Portable chargers used to be the ultimate travel no-brainer: throw one in your bag, breeze through security and happily top up your phone from check-in to touchdown.
Now, a growing number of airlines are quietly rewriting the rulebook. Concerns over lithium-ion battery fires in cramped cabins mean passengers are facing new limits on how many power banks they can carry, where they can store them and, crucially, whether they can actually use them mid-flight.
You can still fly with a portable charger on most airlines, but new safety rules mean how many you bring, where you pack them and whether you can actually use them in the air is becoming much more tightly controlled.
Why airlines are changing the rules with power banks
Lithium-ion batteries in power banks can overheat or catch fire if damaged, and fires are difficult to tackle in a confined aircraft cabin or hold.

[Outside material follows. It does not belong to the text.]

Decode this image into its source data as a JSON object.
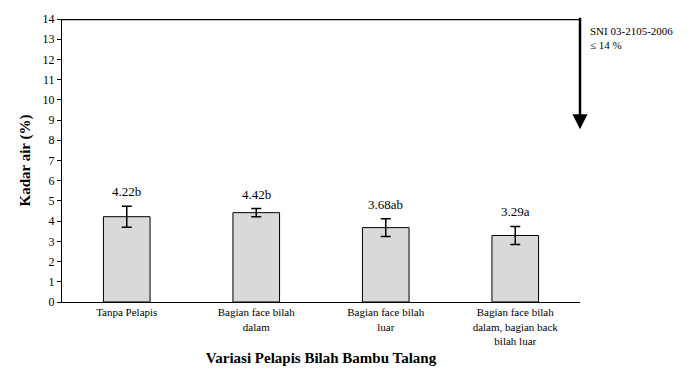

Several incidents worldwide have pushed airlines and regulators to tighten rules on where portable chargers can be stored and whether they can be used during flights.

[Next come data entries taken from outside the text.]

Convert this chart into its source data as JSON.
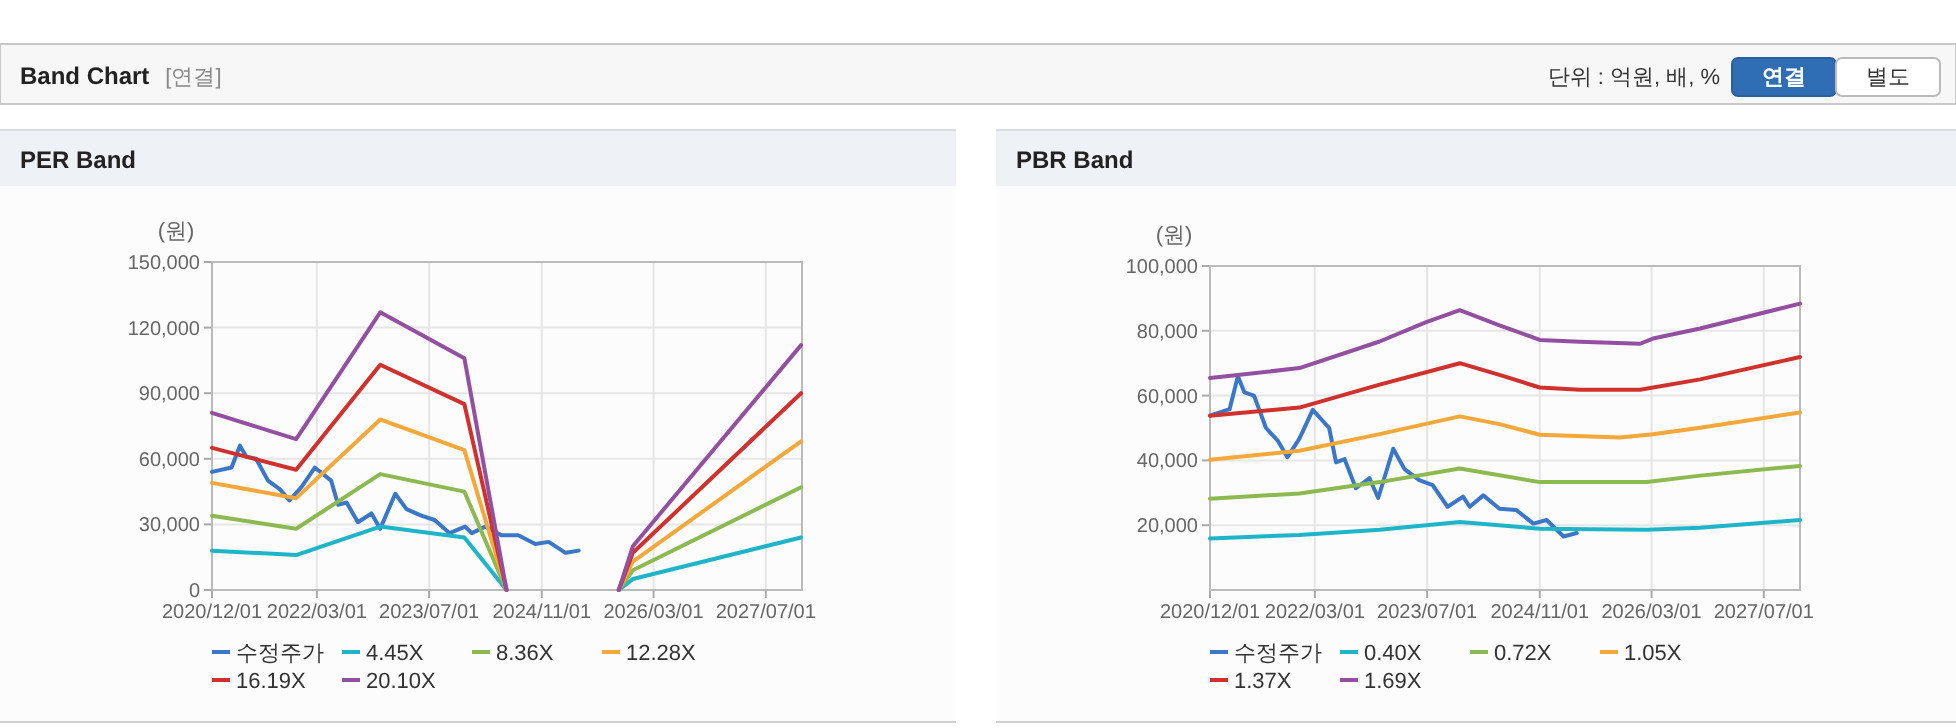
{
  "chart_data": [
    {
      "type": "other",
      "title": "Band Chart",
      "annotations": [
        "[연결]",
        "단위 : 억원, 배, %",
        "연결",
        "별도"
      ]
    },
    {
      "type": "line",
      "title": "PER Band",
      "ylabel": "(원)",
      "xlim": [
        "2020-12-01",
        "2027-12-05"
      ],
      "ylim": [
        0,
        150000
      ],
      "xticks": [
        {
          "value": "2020-12-01",
          "label": "2020/12/01"
        },
        {
          "value": "2022-03-01",
          "label": "2022/03/01"
        },
        {
          "value": "2023-07-01",
          "label": "2023/07/01"
        },
        {
          "value": "2024-11-01",
          "label": "2024/11/01"
        },
        {
          "value": "2026-03-01",
          "label": "2026/03/01"
        },
        {
          "value": "2027-07-01",
          "label": "2027/07/01"
        }
      ],
      "yticks": [
        0,
        {
          "value": 30000,
          "label": "30,000"
        },
        {
          "value": 60000,
          "label": "60,000"
        },
        {
          "value": 90000,
          "label": "90,000"
        },
        {
          "value": 120000,
          "label": "120,000"
        },
        {
          "value": 150000,
          "label": "150,000"
        }
      ],
      "grid": true,
      "legend": "bottom",
      "marker": "none",
      "line_style": "solid",
      "series": [
        {
          "name": "수정주가",
          "color": "#3a77c9",
          "x": [
            "2020-12-01",
            "2021-02-24",
            "2021-04-01",
            "2021-04-29",
            "2021-06-10",
            "2021-08-01",
            "2021-09-22",
            "2021-11-02",
            "2021-12-24",
            "2022-02-20",
            "2022-05-02",
            "2022-06-01",
            "2022-07-08",
            "2022-08-26",
            "2022-10-24",
            "2022-12-01",
            "2023-02-04",
            "2023-03-25",
            "2023-05-28",
            "2023-07-25",
            "2023-09-28",
            "2023-12-04",
            "2024-01-02",
            "2024-03-01",
            "2024-05-10",
            "2024-07-22",
            "2024-10-04",
            "2024-12-01",
            "2025-02-12",
            "2025-04-10"
          ],
          "values": [
            54000,
            56000,
            66000,
            61000,
            60000,
            50000,
            46000,
            41000,
            47000,
            56000,
            50000,
            39000,
            40000,
            31000,
            35000,
            28000,
            44000,
            37000,
            34000,
            32000,
            26000,
            29000,
            26000,
            29000,
            25000,
            25000,
            21000,
            22000,
            17000,
            18000
          ]
        },
        {
          "name": "4.45X",
          "color": "#1fb5c8",
          "x": [
            "2020-12-01",
            "2021-12-01",
            "2022-12-01",
            "2023-12-01",
            "2024-06-01"
          ],
          "values": [
            18000,
            16000,
            29000,
            24000,
            0
          ]
        },
        {
          "name": "8.36X",
          "color": "#8cba50",
          "x": [
            "2020-12-01",
            "2021-12-01",
            "2022-12-01",
            "2023-12-01",
            "2024-06-01"
          ],
          "values": [
            34000,
            28000,
            53000,
            45000,
            0
          ]
        },
        {
          "name": "12.28X",
          "color": "#f5a83a",
          "x": [
            "2020-12-01",
            "2021-12-01",
            "2022-12-01",
            "2023-12-01",
            "2024-06-01"
          ],
          "values": [
            49000,
            42000,
            78000,
            64000,
            0
          ]
        },
        {
          "name": "16.19X",
          "color": "#d0312d",
          "x": [
            "2020-12-01",
            "2021-12-01",
            "2022-12-01",
            "2023-12-01",
            "2024-06-01"
          ],
          "values": [
            65000,
            55000,
            103000,
            85000,
            0
          ]
        },
        {
          "name": "20.10X",
          "color": "#9450a0",
          "x": [
            "2020-12-01",
            "2021-12-01",
            "2022-12-01",
            "2023-12-01",
            "2024-06-01"
          ],
          "values": [
            81000,
            69000,
            127000,
            106000,
            0
          ]
        },
        {
          "color": "#1fb5c8",
          "x": [
            "2025-10-01",
            "2025-12-01",
            "2027-12-01"
          ],
          "values": [
            0,
            5000,
            24000
          ]
        },
        {
          "color": "#8cba50",
          "x": [
            "2025-10-01",
            "2025-12-01",
            "2027-12-01"
          ],
          "values": [
            0,
            9000,
            47000
          ]
        },
        {
          "color": "#f5a83a",
          "x": [
            "2025-10-01",
            "2025-12-01",
            "2027-12-01"
          ],
          "values": [
            0,
            13000,
            68000
          ]
        },
        {
          "color": "#d0312d",
          "x": [
            "2025-10-01",
            "2025-12-01",
            "2027-12-01"
          ],
          "values": [
            0,
            17000,
            90000
          ]
        },
        {
          "color": "#9450a0",
          "x": [
            "2025-10-01",
            "2025-12-01",
            "2027-12-01"
          ],
          "values": [
            0,
            20000,
            112000
          ]
        }
      ]
    },
    {
      "type": "line",
      "title": "PBR Band",
      "ylabel": "(원)",
      "xlim": [
        "2020-12-01",
        "2027-12-05"
      ],
      "ylim": [
        0,
        100000
      ],
      "xticks": [
        {
          "value": "2020-12-01",
          "label": "2020/12/01"
        },
        {
          "value": "2022-03-01",
          "label": "2022/03/01"
        },
        {
          "value": "2023-07-01",
          "label": "2023/07/01"
        },
        {
          "value": "2024-11-01",
          "label": "2024/11/01"
        },
        {
          "value": "2026-03-01",
          "label": "2026/03/01"
        },
        {
          "value": "2027-07-01",
          "label": "2027/07/01"
        }
      ],
      "yticks": [
        {
          "value": 20000,
          "label": "20,000"
        },
        {
          "value": 40000,
          "label": "40,000"
        },
        {
          "value": 60000,
          "label": "60,000"
        },
        {
          "value": 80000,
          "label": "80,000"
        },
        {
          "value": 100000,
          "label": "100,000"
        }
      ],
      "grid": true,
      "legend": "bottom",
      "marker": "none",
      "line_style": "solid",
      "series": [
        {
          "name": "수정주가",
          "color": "#3a77c9",
          "x": [
            "2020-12-01",
            "2021-02-24",
            "2021-04-01",
            "2021-04-29",
            "2021-06-10",
            "2021-08-01",
            "2021-09-22",
            "2021-11-02",
            "2021-12-24",
            "2022-02-20",
            "2022-05-02",
            "2022-06-01",
            "2022-07-08",
            "2022-08-26",
            "2022-10-24",
            "2022-12-01",
            "2023-02-04",
            "2023-03-25",
            "2023-05-28",
            "2023-07-25",
            "2023-09-28",
            "2023-12-04",
            "2024-01-02",
            "2024-03-01",
            "2024-05-10",
            "2024-07-22",
            "2024-10-04",
            "2024-12-01",
            "2025-02-12",
            "2025-04-10"
          ],
          "values": [
            53800,
            55800,
            66000,
            61000,
            60000,
            50000,
            46000,
            41000,
            46700,
            55600,
            50000,
            39400,
            40400,
            31400,
            34500,
            28400,
            43600,
            37300,
            33900,
            32400,
            25700,
            28800,
            25700,
            29200,
            25100,
            24700,
            20500,
            21600,
            16500,
            17600
          ]
        },
        {
          "name": "0.40X",
          "color": "#1fb5c8",
          "x": [
            "2020-12-01",
            "2021-12-24",
            "2022-12-07",
            "2023-11-20",
            "2024-11-01",
            "2026-02-09",
            "2026-09-28",
            "2027-12-05"
          ],
          "values": [
            15900,
            17000,
            18600,
            21000,
            18900,
            18600,
            19200,
            21600
          ]
        },
        {
          "name": "0.72X",
          "color": "#8cba50",
          "x": [
            "2020-12-01",
            "2021-12-24",
            "2022-12-07",
            "2023-11-20",
            "2024-11-01",
            "2026-02-09",
            "2026-09-28",
            "2027-12-05"
          ],
          "values": [
            28200,
            29800,
            33300,
            37500,
            33300,
            33300,
            35300,
            38300
          ]
        },
        {
          "name": "1.05X",
          "color": "#f5a83a",
          "x": [
            "2020-12-01",
            "2021-12-24",
            "2022-12-07",
            "2023-11-20",
            "2024-05-10",
            "2024-11-01",
            "2025-10-15",
            "2026-03-07",
            "2026-09-28",
            "2027-12-05"
          ],
          "values": [
            40200,
            43000,
            48100,
            53600,
            51200,
            47900,
            47100,
            48100,
            50100,
            54800
          ]
        },
        {
          "name": "1.37X",
          "color": "#d0312d",
          "x": [
            "2020-12-01",
            "2021-12-24",
            "2022-12-07",
            "2023-11-20",
            "2024-05-10",
            "2024-11-01",
            "2025-04-24",
            "2026-01-10",
            "2026-09-28",
            "2027-12-05"
          ],
          "values": [
            53800,
            56300,
            63400,
            70000,
            66400,
            62500,
            61800,
            61800,
            65000,
            71900
          ]
        },
        {
          "name": "1.69X",
          "color": "#9450a0",
          "x": [
            "2020-12-01",
            "2021-12-24",
            "2022-12-07",
            "2023-06-27",
            "2023-11-20",
            "2024-05-10",
            "2024-11-01",
            "2025-04-24",
            "2026-01-10",
            "2026-03-07",
            "2026-09-28",
            "2027-12-05"
          ],
          "values": [
            65400,
            68500,
            76700,
            82700,
            86400,
            81700,
            77200,
            76600,
            76000,
            77600,
            80700,
            88400
          ]
        }
      ]
    }
  ]
}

Can you take a power bank on a plane?
Most airlines still allow power banks on board, but they must go in carry-on luggage, not in checked bags or any luggage placed in the hold.
In general, power banks up to 100Wh are permitted in the cabin without prior airline approval, although usage rules (whether you can actually plug in) now vary by carrier.
New bans on using power banks in flight
Some airlines, including Emirates, Virgin Australia and SWISS, now ban using power banks to charge devices during the flight and also prohibit charging the power banks themselves via onboard USB ports.
Lufthansa Group has gone further by limiting passengers to a maximum of two power banks and banning their use or charging in flight, with some policies requiring them to be kept on your person, in the seat pocket or under-seat baggage rather than overhead lockers.
The UK Civil Aviation Authority allows spare lithium-ion batteries between 100Wh and 160Wh in carry-on only, with a maximum of two individually protected spares per person.
The CAA stresses that spare batteries and power banks should never go in checked baggage, must be protected against short circuits, and should be completely switched off rather than left in standby mode.
Rules in other countries and airlines
Airlines in Australia, Switzerland, the US, China, Taiwan, Thailand, South Korea and Singapore have introduced stricter rules, often banning in-flight use or charging of power banks while still allowing them in hand luggage.
Examples include Emirates allowing one clearly labelled power bank per passenger stored under the seat or in the seat pocket, Hong Kong’s authorities banning in-flight use after a cabin fire, and South Korea limiting passengers to five portable batteries up to 100Wh while banning anything above 160Wh.